Gotchas (real, collected as hit)
Add to this list as new surprises surface.
- HF gating: some
facebook/* repos (e.g. facebook/sam3) return 401 on every file without an HF_TOKEN. Accept terms on the model page + generate a token before any download.
- Zip layout: files at the zip root, no wrapping directory. The fixture unzips and calls
from_pretrained(that_dir) — nested layouts break silently.
- Nested-list shape for HF video processors: some processor methods expect inputs at a very specific nesting depth (e.g.
input_boxes at 3 levels [image [boxes [coords]]], not 4). Unit tests that mock the processor won't catch wrong nesting — always include one integration or e2e test that exercises the real from_pretrained + predict path against real weights, even if tiny-variant.
- State-requiring
.track() / similar must raise on missing state, not silently create an empty session. Empty-state-then-silent-success bugs are hard to detect.
- Numpy array truthiness:
dict.get(a) or dict.get(b) raises on numpy arrays. Use explicit "a" in d / "b" in d checks, or a small _first_present helper.
- SDK client auth:
TheGOATModelsServiceClient.init(current_environment=...) doesn't exist on the base SDK — only on exp-registry-migration's vendored client. Our scripts construct the client directly from the env var + hardcoded host per --env.
- Transformers import-time side effects: some transformers model classes (e.g. SAM3 video) do
import torchvision at module import. Missing torchvision surfaces as ModuleNotFoundError: Could not import module 'Sam3VideoModel' — misleading. Not a prod issue, but confuses local setup.
- Stateful workflow blocks + remote execution: if your block keeps per-video or per-request state, raise
NotImplementedError in __init__ when the execution mode is REMOTE. Failing at compile time beats failing on first frame.
get_supported_model_variants order: the first entry is the display name for the air-gapped cache scanner. Put your default variant first.
PYTHONSAFEPATH=1 when running scripts from the repo root — see step 10.
Verification checklist
Before declaring done:
Production registration
Only after staging is fully verified and the user explicitly approves:
export MODELS_SERVICE_INTERNAL_SECRET=$(gcloud secrets versions access latest \
--secret=MODELS_SERVICE_INTERNAL_SECRET --project=481589474394)

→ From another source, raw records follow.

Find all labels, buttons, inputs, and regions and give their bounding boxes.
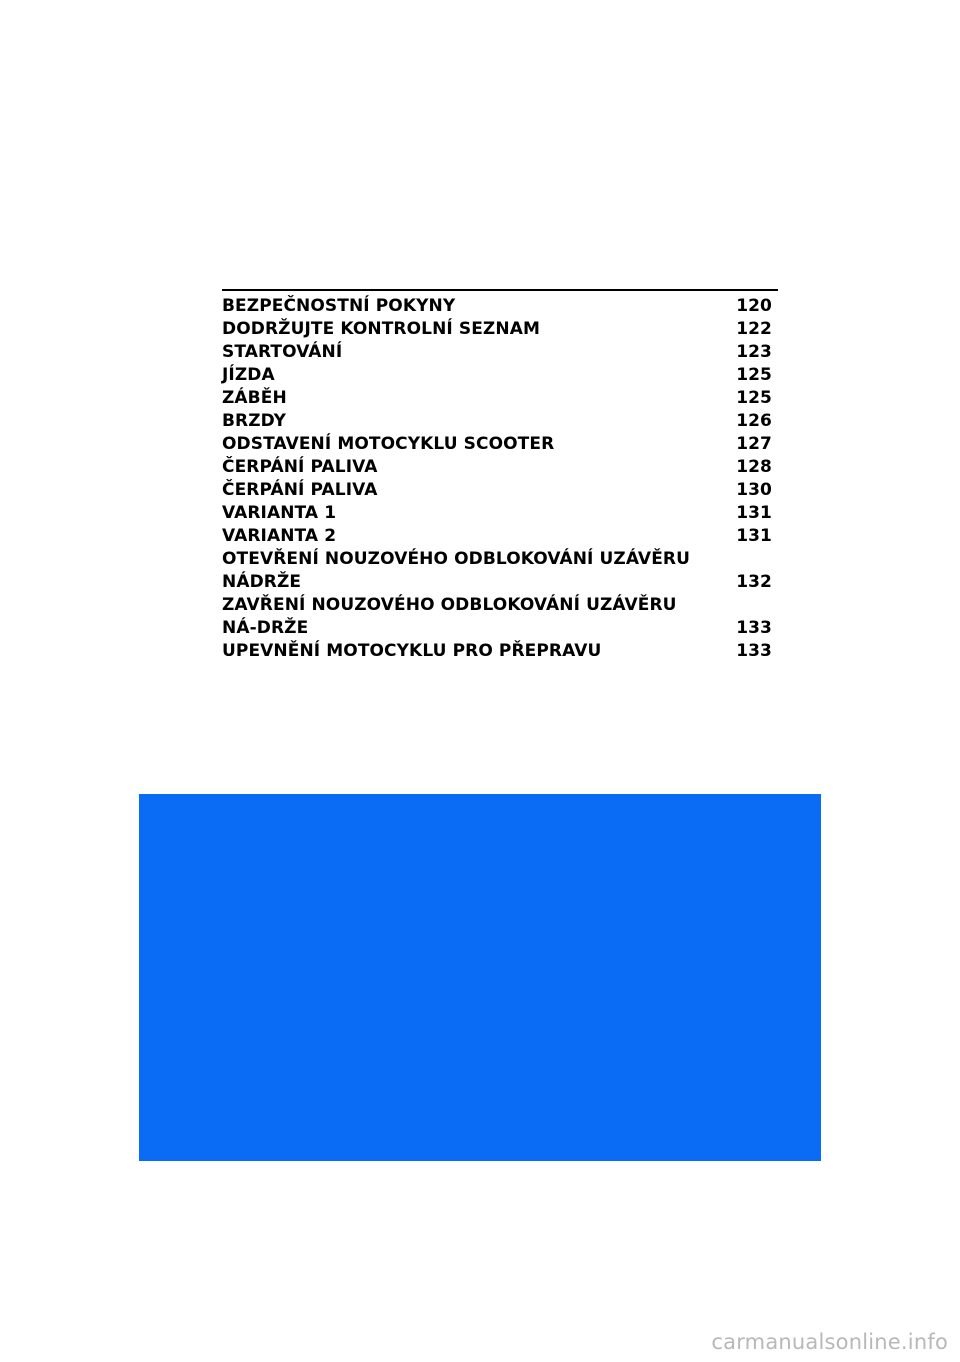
- toc-entry-title: VARIANTA 1: [222, 503, 337, 523]
- toc-entry-title: STARTOVÁNÍ: [222, 342, 343, 362]
- toc-entry-page: 120: [736, 296, 772, 316]
- toc-entry[interactable]: [222, 341, 778, 364]
- toc-entry-title: ČERPÁNÍ PALIVA: [222, 457, 378, 477]
- toc-entry-page: 125: [736, 365, 772, 385]
- toc-entry[interactable]: [222, 318, 778, 341]
- toc-entry-title: ZÁBĚH: [222, 388, 287, 408]
- toc-entry-page: 128: [736, 457, 772, 477]
- toc-entry[interactable]: [222, 410, 778, 433]
- toc-top-rule: [222, 289, 778, 291]
- toc-entry-page: 131: [736, 526, 772, 546]
- toc-entry[interactable]: [222, 295, 778, 318]
- toc-entry-title: VARIANTA 2: [222, 526, 337, 546]
- toc-entry-title: ČERPÁNÍ PALIVA: [222, 480, 378, 500]
- toc-entry-page: 130: [736, 480, 772, 500]
- toc-entry[interactable]: [222, 387, 778, 410]
- toc-entry[interactable]: [222, 594, 778, 640]
- toc-entry[interactable]: [222, 364, 778, 387]
- toc-entry-page: 122: [736, 319, 772, 339]
- toc-entry-title: ZAVŘENÍ NOUZOVÉHO ODBLOKOVÁNÍ UZÁVĚRU NÁ-DRŽE: [222, 595, 677, 638]
- toc-entry-page: 133: [736, 641, 772, 661]
- watermark[interactable]: carmanualsonline.info: [711, 1330, 948, 1354]
- blue-color-panel: [139, 794, 821, 1161]
- toc-entry-page: 127: [736, 434, 772, 454]
- toc-entry-page: 133: [736, 618, 772, 638]
- toc-entry-title: BRZDY: [222, 411, 287, 431]
- toc-entry-page: 132: [736, 572, 772, 592]
- toc-entry-title: OTEVŘENÍ NOUZOVÉHO ODBLOKOVÁNÍ UZÁVĚRU NÁDRŽE: [222, 549, 690, 592]
- toc-entry[interactable]: [222, 525, 778, 548]
- toc-entry[interactable]: [222, 479, 778, 502]
- toc-entry[interactable]: [222, 502, 778, 525]
- toc-entry-page: 131: [736, 503, 772, 523]
- toc-entry-title: ODSTAVENÍ MOTOCYKLU SCOOTER: [222, 434, 555, 454]
- toc-entry-page: 125: [736, 388, 772, 408]
- toc-entry[interactable]: [222, 433, 778, 456]
- toc-entry-page: 123: [736, 342, 772, 362]
- table-of-contents: [222, 289, 778, 663]
- toc-entry-page: 126: [736, 411, 772, 431]
- toc-entry[interactable]: [222, 548, 778, 594]
- toc-entry-title: JÍZDA: [222, 365, 275, 385]
- toc-entry-title: UPEVNĚNÍ MOTOCYKLU PRO PŘEPRAVU: [222, 641, 602, 661]
- toc-entry-title: BEZPEČNOSTNÍ POKYNY: [222, 296, 456, 316]
- toc-entry[interactable]: [222, 640, 778, 663]
- toc-entry[interactable]: [222, 456, 778, 479]
- toc-entry-title: DODRŽUJTE KONTROLNÍ SEZNAM: [222, 319, 540, 339]
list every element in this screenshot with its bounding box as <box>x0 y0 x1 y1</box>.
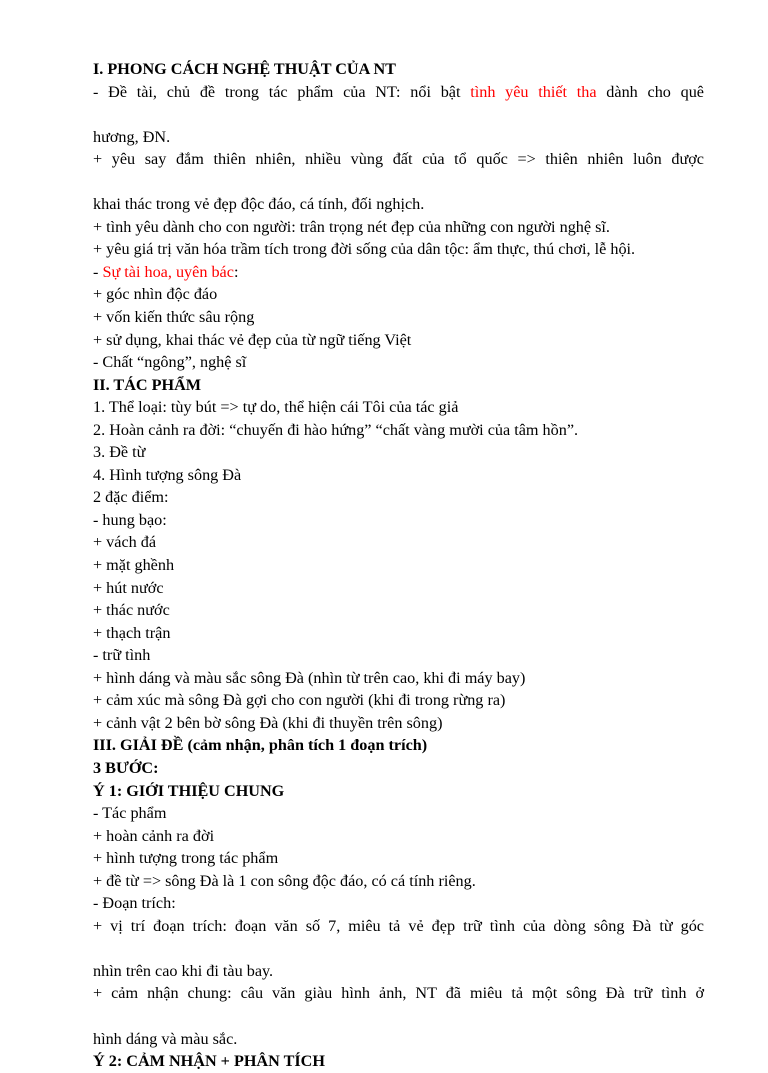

python scripts/core_models/register_<family>_models.py --env production
Iterating on this skill
Each new model added either confirms an assumption here (leave alone) or surfaces a gap (add a gotcha / template note). Non-HF backends (ONNX, TRT, TORCH) are underrepresented in today's templates — the next model through a non-HF path should add a step-1 note for its backend.